Macquarie’s team of analysts has demonstrated considerable courage by publicly releasing non-consensus calls on Australian and New Zealand listed companies. This initiative comes at a challenging time, marked by a pervasive passive investing environment, superannuation fund giants aligning with market indices, and numerous profit warnings influenced by geopolitical tensions. The new quarterly series highlights stocks where Macquarie believes the market has misread the broader profit picture, potentially overlooking internal company improvements, earnings drivers, evolving industry structures, or longer-term shifts.
Several companies where Macquarie sees “upside risk” are based on robust self-help plans. Analyst Rob Stein’s forecasts for Fortescue’s 2026-2028 earnings are up to 6 per cent above consensus, driven by cost efficiencies from electrification. Fortescue Metals Group is a leading global iron ore company. Similarly, at James Hardie, a global manufacturer of fibre cement building materials, Peter Steyn’s 2028 underlying profit forecast is 13.1 per cent above consensus due to acquisition integration. Conversely, Carlos Cacho anticipates ANZ’s 2026-2028 earnings to be 4-6 per cent lower than expectations due to disruption from its cost-cutting program.

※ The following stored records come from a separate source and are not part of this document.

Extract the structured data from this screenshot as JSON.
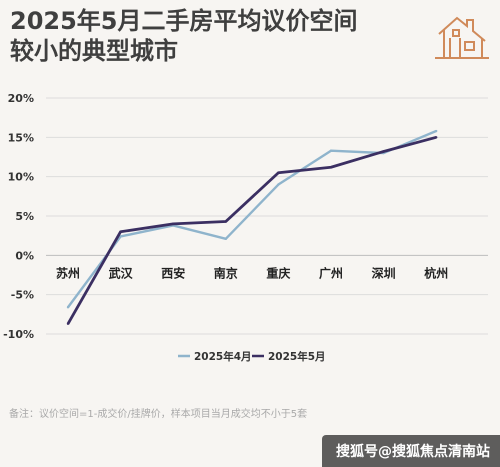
{
  "header": {
    "title_line1": "2025年5月二手房平均议价空间",
    "title_line2": "较小的典型城市",
    "logo_icon": "house-icon"
  },
  "chart_data": {
    "type": "line",
    "categories": [
      "苏州",
      "武汉",
      "西安",
      "南京",
      "重庆",
      "广州",
      "深圳",
      "杭州"
    ],
    "ylim": [
      -0.1,
      0.2
    ],
    "yticks": [
      0.2,
      0.15,
      0.1,
      0.05,
      0.0,
      -0.05,
      -0.1
    ],
    "ytick_labels": [
      "20%",
      "15%",
      "10%",
      "5%",
      "0%",
      "-5%",
      "-10%"
    ],
    "grid": true,
    "legend_position": "bottom",
    "series": [
      {
        "name": "2025年4月",
        "color": "#8fb4cc",
        "values": [
          -0.066,
          0.024,
          0.038,
          0.021,
          0.09,
          0.133,
          0.13,
          0.158
        ]
      },
      {
        "name": "2025年5月",
        "color": "#3b2f62",
        "values": [
          -0.087,
          0.03,
          0.04,
          0.043,
          0.105,
          0.112,
          0.132,
          0.15
        ]
      }
    ]
  },
  "footer": {
    "note": "备注：议价空间=1-成交价/挂牌价，样本项目当月成交均不小于5套",
    "watermark": "搜狐号@搜狐焦点清南站"
  }
}
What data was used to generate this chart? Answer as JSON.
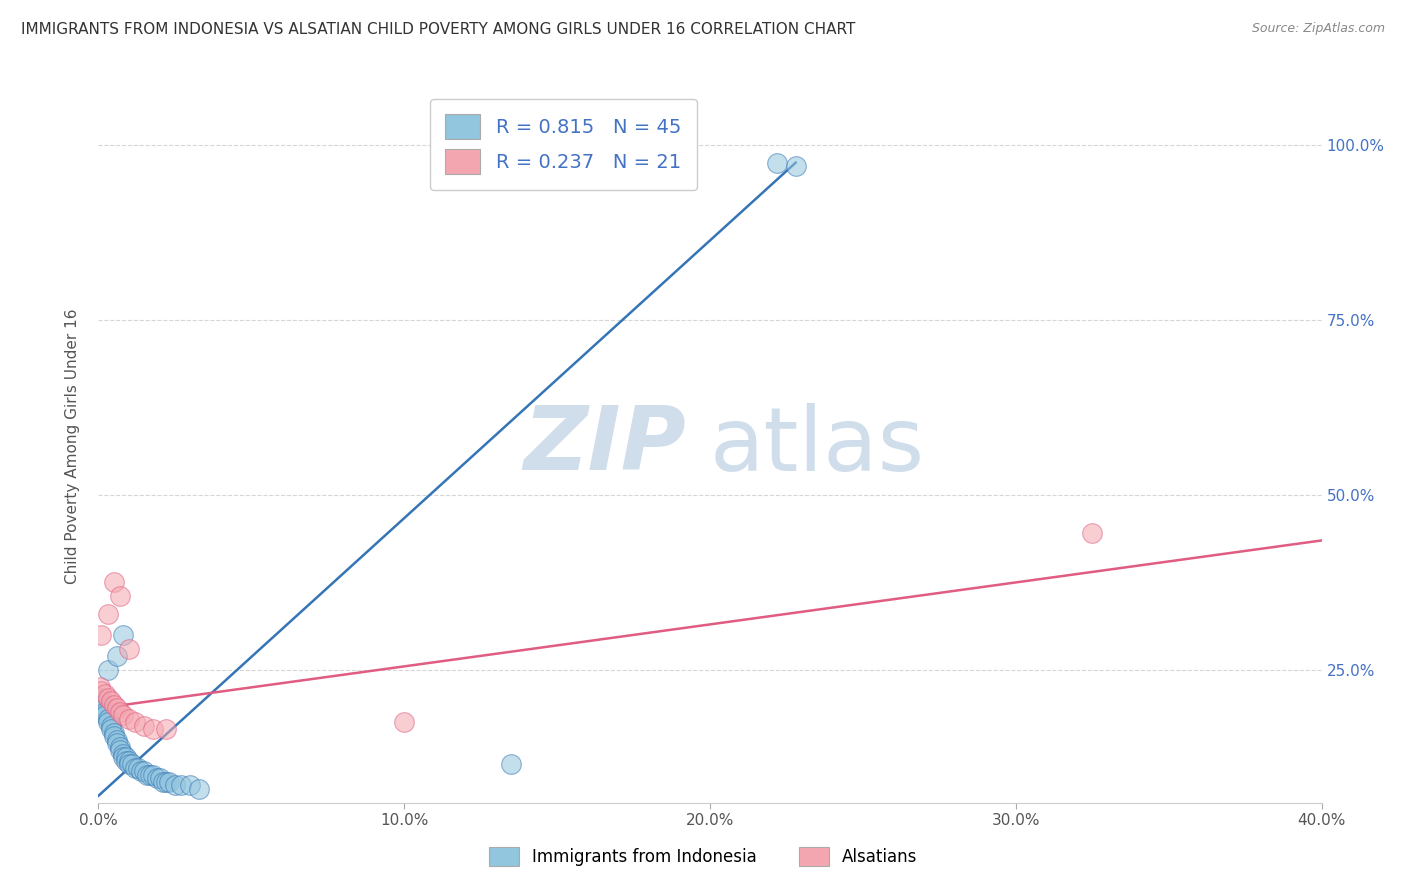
{
  "title": "IMMIGRANTS FROM INDONESIA VS ALSATIAN CHILD POVERTY AMONG GIRLS UNDER 16 CORRELATION CHART",
  "source": "Source: ZipAtlas.com",
  "ylabel": "Child Poverty Among Girls Under 16",
  "x_tick_labels": [
    "0.0%",
    "10.0%",
    "20.0%",
    "30.0%",
    "40.0%"
  ],
  "x_tick_values": [
    0.0,
    0.1,
    0.2,
    0.3,
    0.4
  ],
  "y_tick_labels": [
    "100.0%",
    "75.0%",
    "50.0%",
    "25.0%"
  ],
  "y_tick_values": [
    1.0,
    0.75,
    0.5,
    0.25
  ],
  "xlim": [
    0.0,
    0.4
  ],
  "ylim": [
    0.06,
    1.08
  ],
  "blue_R": 0.815,
  "blue_N": 45,
  "pink_R": 0.237,
  "pink_N": 21,
  "blue_color": "#92c5de",
  "pink_color": "#f4a6b0",
  "blue_line_color": "#3575b5",
  "pink_line_color": "#e05c80",
  "legend_label_blue": "Immigrants from Indonesia",
  "legend_label_pink": "Alsatians",
  "watermark_zip": "ZIP",
  "watermark_atlas": "atlas",
  "background_color": "#ffffff",
  "grid_color": "#cccccc",
  "title_color": "#333333",
  "blue_scatter_x": [
    0.222,
    0.228,
    0.0008,
    0.001,
    0.0012,
    0.0015,
    0.002,
    0.002,
    0.003,
    0.003,
    0.004,
    0.004,
    0.005,
    0.005,
    0.006,
    0.006,
    0.007,
    0.007,
    0.008,
    0.008,
    0.009,
    0.009,
    0.01,
    0.01,
    0.011,
    0.012,
    0.013,
    0.014,
    0.015,
    0.016,
    0.017,
    0.018,
    0.019,
    0.02,
    0.021,
    0.022,
    0.023,
    0.025,
    0.027,
    0.03,
    0.033,
    0.003,
    0.006,
    0.008,
    0.135
  ],
  "blue_scatter_y": [
    0.975,
    0.97,
    0.21,
    0.205,
    0.2,
    0.195,
    0.19,
    0.185,
    0.18,
    0.175,
    0.17,
    0.165,
    0.16,
    0.155,
    0.15,
    0.145,
    0.14,
    0.135,
    0.13,
    0.125,
    0.125,
    0.12,
    0.12,
    0.115,
    0.115,
    0.11,
    0.11,
    0.105,
    0.105,
    0.1,
    0.1,
    0.1,
    0.095,
    0.095,
    0.09,
    0.09,
    0.09,
    0.085,
    0.085,
    0.085,
    0.08,
    0.25,
    0.27,
    0.3,
    0.115
  ],
  "pink_scatter_x": [
    0.0005,
    0.001,
    0.002,
    0.003,
    0.004,
    0.005,
    0.006,
    0.007,
    0.008,
    0.01,
    0.012,
    0.015,
    0.018,
    0.022,
    0.0008,
    0.003,
    0.005,
    0.007,
    0.01,
    0.325,
    0.1
  ],
  "pink_scatter_y": [
    0.225,
    0.22,
    0.215,
    0.21,
    0.205,
    0.2,
    0.195,
    0.19,
    0.185,
    0.18,
    0.175,
    0.17,
    0.165,
    0.165,
    0.3,
    0.33,
    0.375,
    0.355,
    0.28,
    0.445,
    0.175
  ],
  "blue_line_x": [
    0.0,
    0.228
  ],
  "blue_line_y": [
    0.07,
    0.975
  ],
  "pink_line_x": [
    0.0,
    0.4
  ],
  "pink_line_y": [
    0.195,
    0.435
  ]
}
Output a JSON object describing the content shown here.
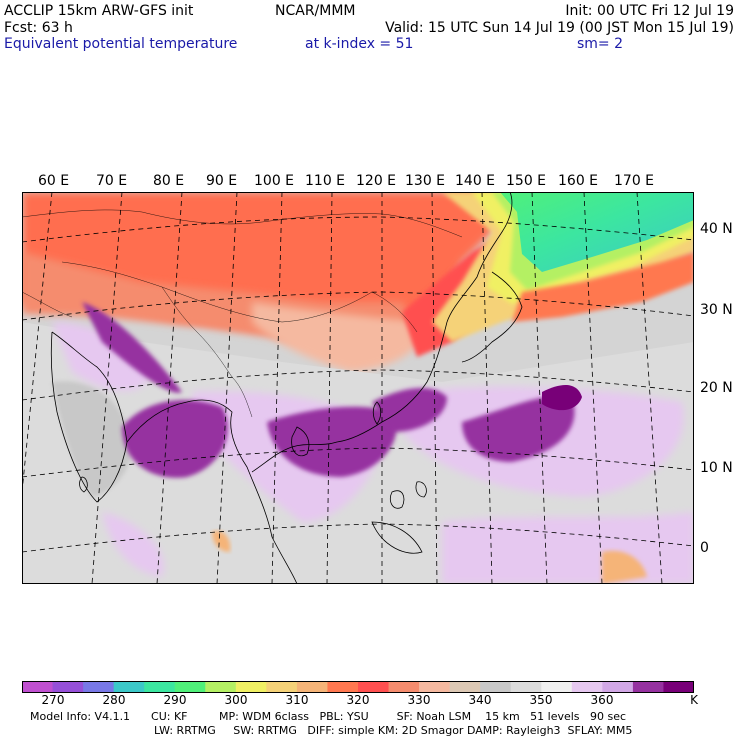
{
  "header": {
    "line1_left": "ACCLIP 15km ARW-GFS init",
    "line1_center": "NCAR/MMM",
    "line1_right": "Init: 00 UTC Fri 12 Jul 19",
    "line2_left": "Fcst:   63 h",
    "line2_right": "Valid: 15 UTC Sun 14 Jul 19 (00 JST Mon 15 Jul 19)",
    "line3_left": "Equivalent potential temperature",
    "line3_center": "at k-index =  51",
    "line3_right": "sm= 2"
  },
  "map": {
    "lon_labels": [
      "60 E",
      "70 E",
      "80 E",
      "90 E",
      "100 E",
      "110 E",
      "120 E",
      "130 E",
      "140 E",
      "150 E",
      "160 E",
      "170 E"
    ],
    "lat_labels": [
      "40 N",
      "30 N",
      "20 N",
      "10 N",
      "0"
    ]
  },
  "colorbar": {
    "unit": "K",
    "tick_labels": [
      "270",
      "280",
      "290",
      "300",
      "310",
      "320",
      "330",
      "340",
      "350",
      "360"
    ],
    "colors": [
      "#c050d0",
      "#9650d8",
      "#7878e6",
      "#3cc8c8",
      "#3ce6a0",
      "#50f07a",
      "#b4f064",
      "#f0f064",
      "#f5d278",
      "#f5b478",
      "#ff7850",
      "#ff5050",
      "#f58c6e",
      "#f5b9a0",
      "#dcc8b4",
      "#c8c8c8",
      "#dcdcdc",
      "#f0f0f0",
      "#e6c8f0",
      "#d2a8e6",
      "#9632a0",
      "#780078"
    ]
  },
  "footer": {
    "line1": "Model Info: V4.1.1      CU: KF         MP: WDM 6class   PBL: YSU        SF: Noah LSM    15 km   51 levels   90 sec",
    "line2": "LW: RRTMG     SW: RRTMG   DIFF: simple KM: 2D Smagor DAMP: Rayleigh3  SFLAY: MM5"
  }
}
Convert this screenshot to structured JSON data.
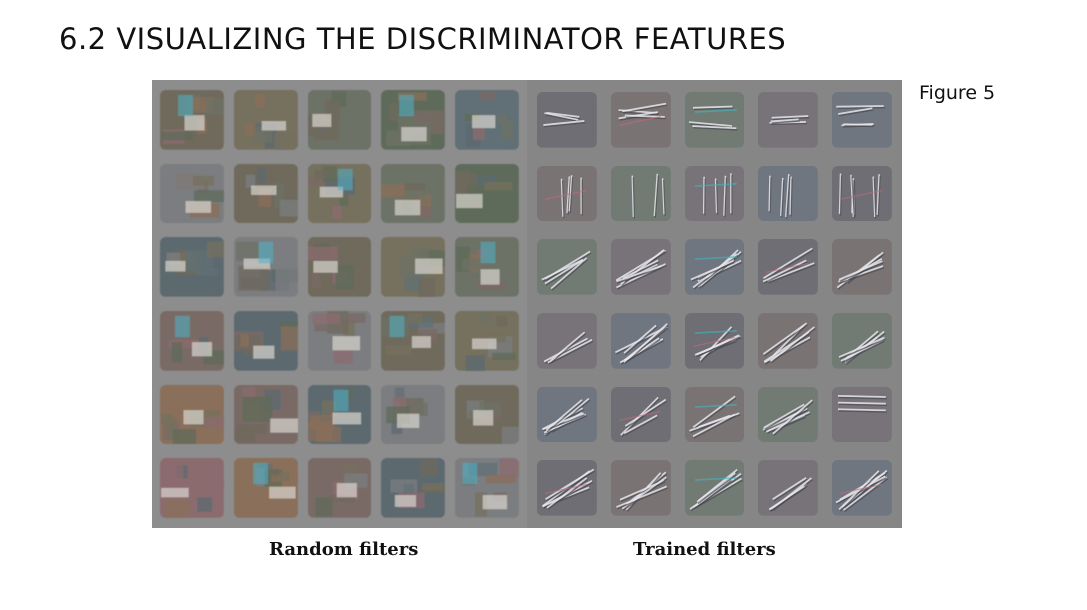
{
  "slide": {
    "title": "6.2 VISUALIZING THE DISCRIMINATOR FEATURES",
    "figure_ref": "Figure 5"
  },
  "figure": {
    "left_label": "Random filters",
    "right_label": "Trained filters",
    "rows": 6,
    "cols": 5,
    "random_palette": [
      "#6f6a5c",
      "#5f6b5a",
      "#8a6f5a",
      "#7b7d80",
      "#6d7266",
      "#8c6b6f",
      "#5c6a70",
      "#76705e",
      "#607076",
      "#7a6a66"
    ],
    "trained_palette": [
      "#6e6e74",
      "#7a7373",
      "#727a74",
      "#787378",
      "#6f7680"
    ]
  }
}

Other key calls from Macquarie analysts span various sectors and factors. Caleb Wheatley suggests investors are underestimating the boost to Chemist Warehouse-owner Sigma Pharmaceuticals from booming GLP-1 drug sales, projecting 2027 earnings before interest and tax 8 per cent above market. Andrew Buncombe expresses concern for NIB Holdings, with his 2027 operating profit forecast almost 19 per cent below consensus, citing risks from falling student visa numbers and NDIS scrutiny. Property analyst David Pobucky also predicts interest rate rises will negatively impact Mirvac and Stockland. Ian Myles argues pipeline operator APA Group warrants a reduced risk premium as gas is recognised as a transition fuel.